Donald Trump ha sido muy elocuente en su rueda de prensa tras la cumbre del G7 en Evian (Francia). Cuando quiere, es poderosamente sincero. Y ha dado dos claves que explican el principio de acuerdo con Irán, que está previsto que se firme en las próximas horas. La primera, que el acuerdo evita “una catástrofe económica” a la que EEUU e Israel abocaron al mundo con la guerra desatada en Irán el pasado 28 de febrero.
Y la segunda, que aunque los bombardeos siguieran durante “semanas, meses o años”, el estrecho de Ormuz podría no reabrirse. Es decir, regresar al 27 de febrero de 2026, la víspera de los bombardeos estadounidenses e israelíes.

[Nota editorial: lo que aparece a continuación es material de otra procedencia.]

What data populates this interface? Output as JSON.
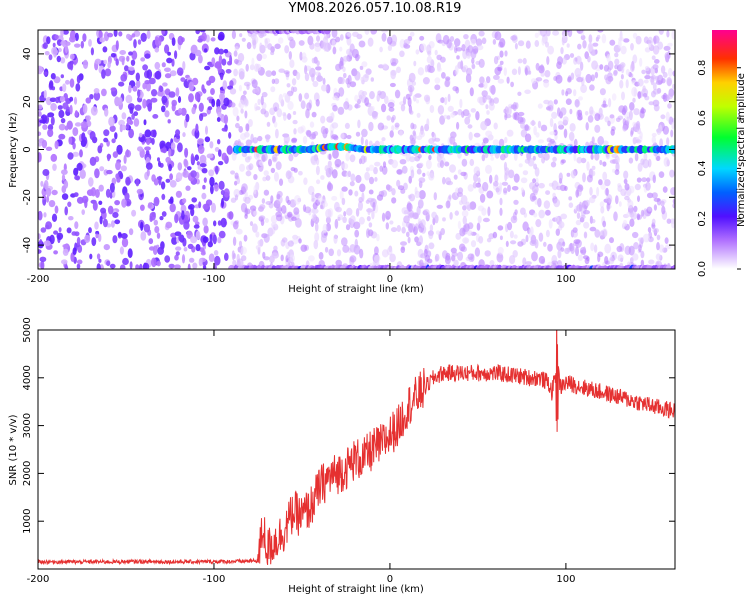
{
  "page": {
    "title": "YM08.2026.057.10.08.R19"
  },
  "colors": {
    "series_line": "#e53030",
    "background": "#ffffff",
    "axis": "#000000"
  },
  "chart_data": [
    {
      "type": "heatmap",
      "title": "YM08.2026.057.10.08.R19",
      "xlabel": "Height of straight line (km)",
      "ylabel": "Frequency (Hz)",
      "xlim": [
        -200,
        162
      ],
      "ylim": [
        -50,
        50
      ],
      "x_ticks": [
        -200,
        -100,
        0,
        100
      ],
      "y_ticks": [
        -40,
        -20,
        0,
        20,
        40
      ],
      "colorbar": {
        "label": "Normalized spectral amplitude",
        "range": [
          0.0,
          0.95
        ],
        "ticks": [
          "0.0",
          "0.2",
          "0.4",
          "0.6",
          "0.8"
        ],
        "colormap": "rainbow (white-purple-blue-cyan-green-yellow-red-magenta)"
      },
      "features": [
        {
          "name": "",
          "frequency_hz": 0,
          "x_range_km": [
            -88,
            162
          ],
          "peak_amplitude": 0.85
        },
        {
          "name": "",
          "frequency_hz": 50,
          "x_range_km": [
            -80,
            -35
          ],
          "peak_amplitude": 0.2
        },
        {
          "name": "",
          "frequency_hz": -50,
          "x_range_km": [
            -90,
            162
          ],
          "peak_amplitude": 0.25
        }
      ],
      "noise_region": {
        "x_range_km": [
          -200,
          -90
        ],
        "amplitude_range": [
          0.05,
          0.2
        ]
      }
    },
    {
      "type": "line",
      "title": "",
      "xlabel": "Height of straight line (km)",
      "ylabel": "SNR (10 * v/v)",
      "xlim": [
        -200,
        162
      ],
      "ylim": [
        0,
        5000
      ],
      "x_ticks": [
        -200,
        -100,
        0,
        100
      ],
      "y_ticks": [
        1000,
        2000,
        3000,
        4000,
        5000
      ],
      "grid": false,
      "series": [
        {
          "name": "",
          "color": "#e53030",
          "x": [
            -200,
            -180,
            -160,
            -140,
            -120,
            -100,
            -85,
            -75,
            -72,
            -70,
            -65,
            -60,
            -55,
            -50,
            -45,
            -40,
            -35,
            -30,
            -25,
            -20,
            -15,
            -10,
            -5,
            0,
            5,
            10,
            15,
            20,
            25,
            30,
            35,
            40,
            50,
            60,
            70,
            80,
            85,
            90,
            92,
            95,
            97,
            100,
            110,
            120,
            130,
            140,
            150,
            162
          ],
          "y": [
            150,
            150,
            150,
            155,
            150,
            155,
            160,
            170,
            900,
            400,
            600,
            800,
            1200,
            1100,
            1300,
            1700,
            1900,
            2000,
            2100,
            2300,
            2300,
            2500,
            2600,
            2800,
            3000,
            3400,
            3600,
            3800,
            4000,
            4100,
            4100,
            4100,
            4100,
            4100,
            4050,
            4000,
            4000,
            3900,
            3700,
            4200,
            3800,
            3900,
            3800,
            3700,
            3600,
            3500,
            3400,
            3300
          ]
        }
      ]
    }
  ]
}
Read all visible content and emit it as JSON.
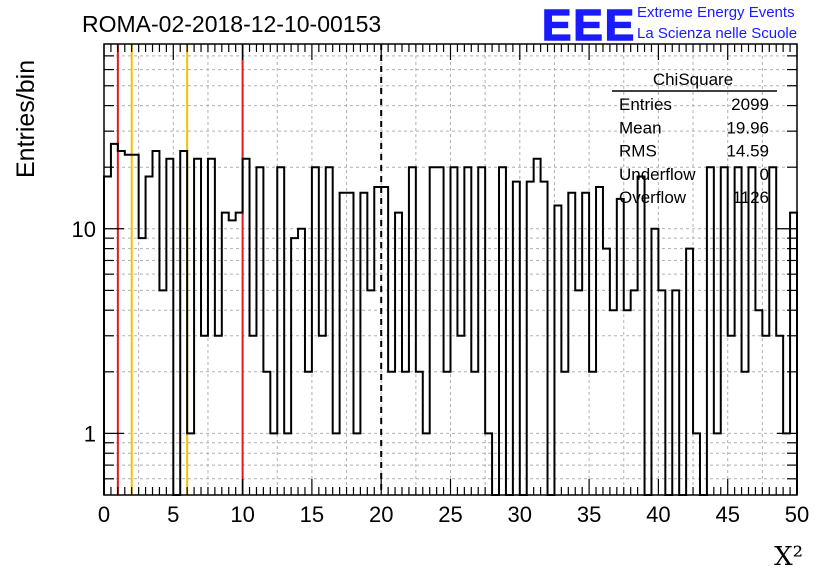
{
  "header": {
    "title": "ROMA-02-2018-12-10-00153",
    "logo_mark": "EEE",
    "logo_line1": "Extreme Energy Events",
    "logo_line2": "La Scienza nelle Scuole"
  },
  "stats": {
    "title": "ChiSquare",
    "rows": [
      {
        "label": "Entries",
        "value": "2099"
      },
      {
        "label": "Mean",
        "value": "19.96"
      },
      {
        "label": "RMS",
        "value": "14.59"
      },
      {
        "label": "Underflow",
        "value": "0"
      },
      {
        "label": "Overflow",
        "value": "1126"
      }
    ]
  },
  "colors": {
    "histogram": "#000000",
    "red_line": "#e8151b",
    "yellow_line": "#f2c200",
    "dashed_line": "#000000",
    "grid": "#b0b0b0",
    "logo": "#1a1aff"
  },
  "chart_data": {
    "type": "bar",
    "style": "step-histogram",
    "xlabel": "X²",
    "ylabel": "Entries/bin",
    "xlim": [
      0,
      50
    ],
    "ylim": [
      0.5,
      80
    ],
    "yscale": "log",
    "grid": true,
    "bin_width": 0.5,
    "x_ticks": [
      0,
      5,
      10,
      15,
      20,
      25,
      30,
      35,
      40,
      45,
      50
    ],
    "x_tick_labels": [
      "0",
      "5",
      "10",
      "15",
      "20",
      "25",
      "30",
      "35",
      "40",
      "45",
      "50"
    ],
    "y_ticks": [
      1,
      10
    ],
    "y_tick_labels": [
      "1",
      "10"
    ],
    "vertical_lines": [
      {
        "x": 1,
        "color": "red",
        "style": "solid"
      },
      {
        "x": 2,
        "color": "yellow",
        "style": "solid"
      },
      {
        "x": 6,
        "color": "yellow",
        "style": "solid"
      },
      {
        "x": 10,
        "color": "red",
        "style": "solid"
      },
      {
        "x": 20,
        "color": "black",
        "style": "dashed"
      }
    ],
    "values": [
      18,
      26,
      24,
      23,
      23,
      9,
      18,
      24,
      5,
      22,
      0,
      24,
      1,
      22,
      3,
      22,
      3,
      12,
      11,
      12,
      22,
      3,
      20,
      2,
      1,
      20,
      1,
      9,
      10,
      2,
      20,
      3,
      20,
      1,
      15,
      15,
      1,
      15,
      5,
      16,
      16,
      2,
      12,
      2,
      20,
      2,
      1,
      20,
      20,
      2,
      20,
      3,
      20,
      2,
      20,
      1,
      0,
      20,
      0,
      17,
      0,
      17,
      22,
      17,
      0,
      13,
      2,
      15,
      5,
      15,
      2,
      16,
      8,
      4,
      14,
      4,
      5,
      18,
      0,
      10,
      5,
      0,
      5,
      0,
      8,
      1,
      0,
      20,
      1,
      20,
      3,
      20,
      2,
      20,
      4,
      3,
      20,
      3,
      1,
      12
    ]
  }
}
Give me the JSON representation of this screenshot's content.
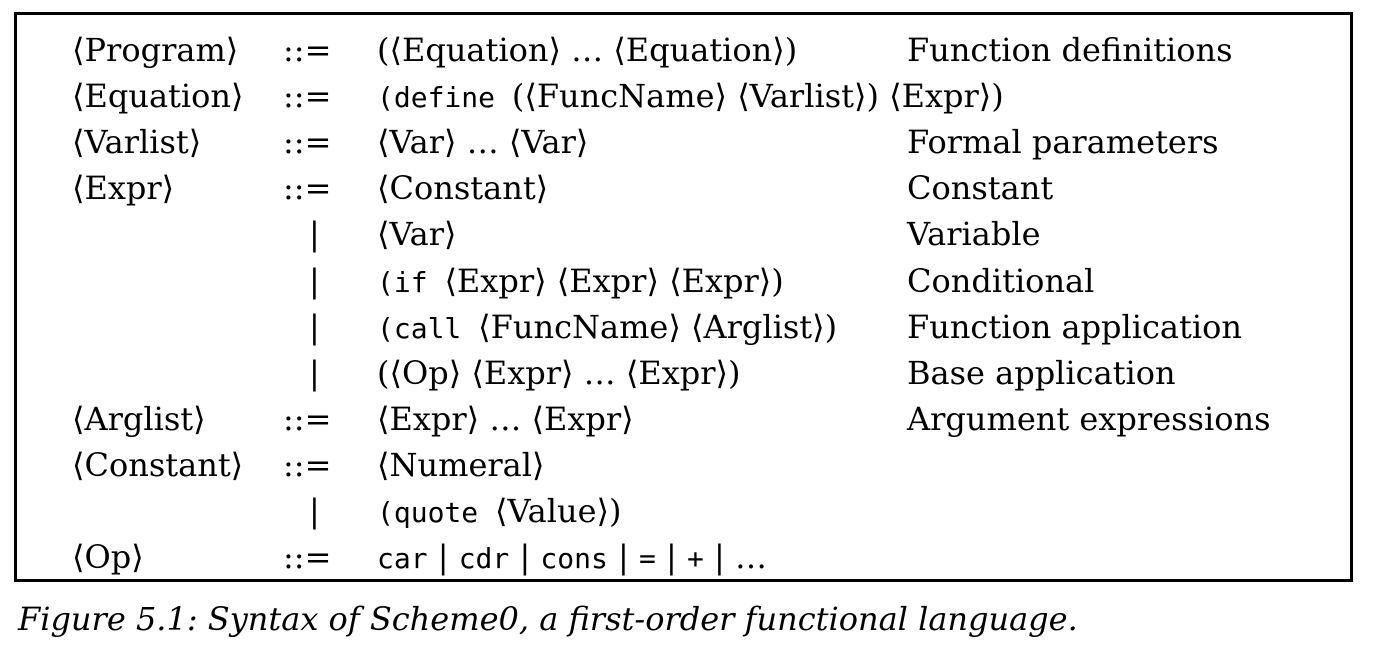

Y ese bloqueo del estrecho de Ormuz se ha traducido, de forma automática, en que el barril de Brent se instalara en los 100 dólares, que el precio de la gasolina se haya incrementado en un 50% para los estadounidenses y que la inflación esté en un 4,2%, un pico en los últimos tres años. Y todo ello a escasos meses de unas elecciones legislativas de mitad de mandato en la que todo apunta a que Trump puede perder el control total que tiene sobre el Legislativo.
Así, quien lleva reivindicando su victoria desde el primer día, quien dijo que la guerra no duraría más que 4-6 semanas, se ve casi cuatro meses después del inicio de los bombardeos en la posición de firmar un acuerdo que, lejos de ser una capitulación para Irán, recoge numerosas concesiones a Teherán.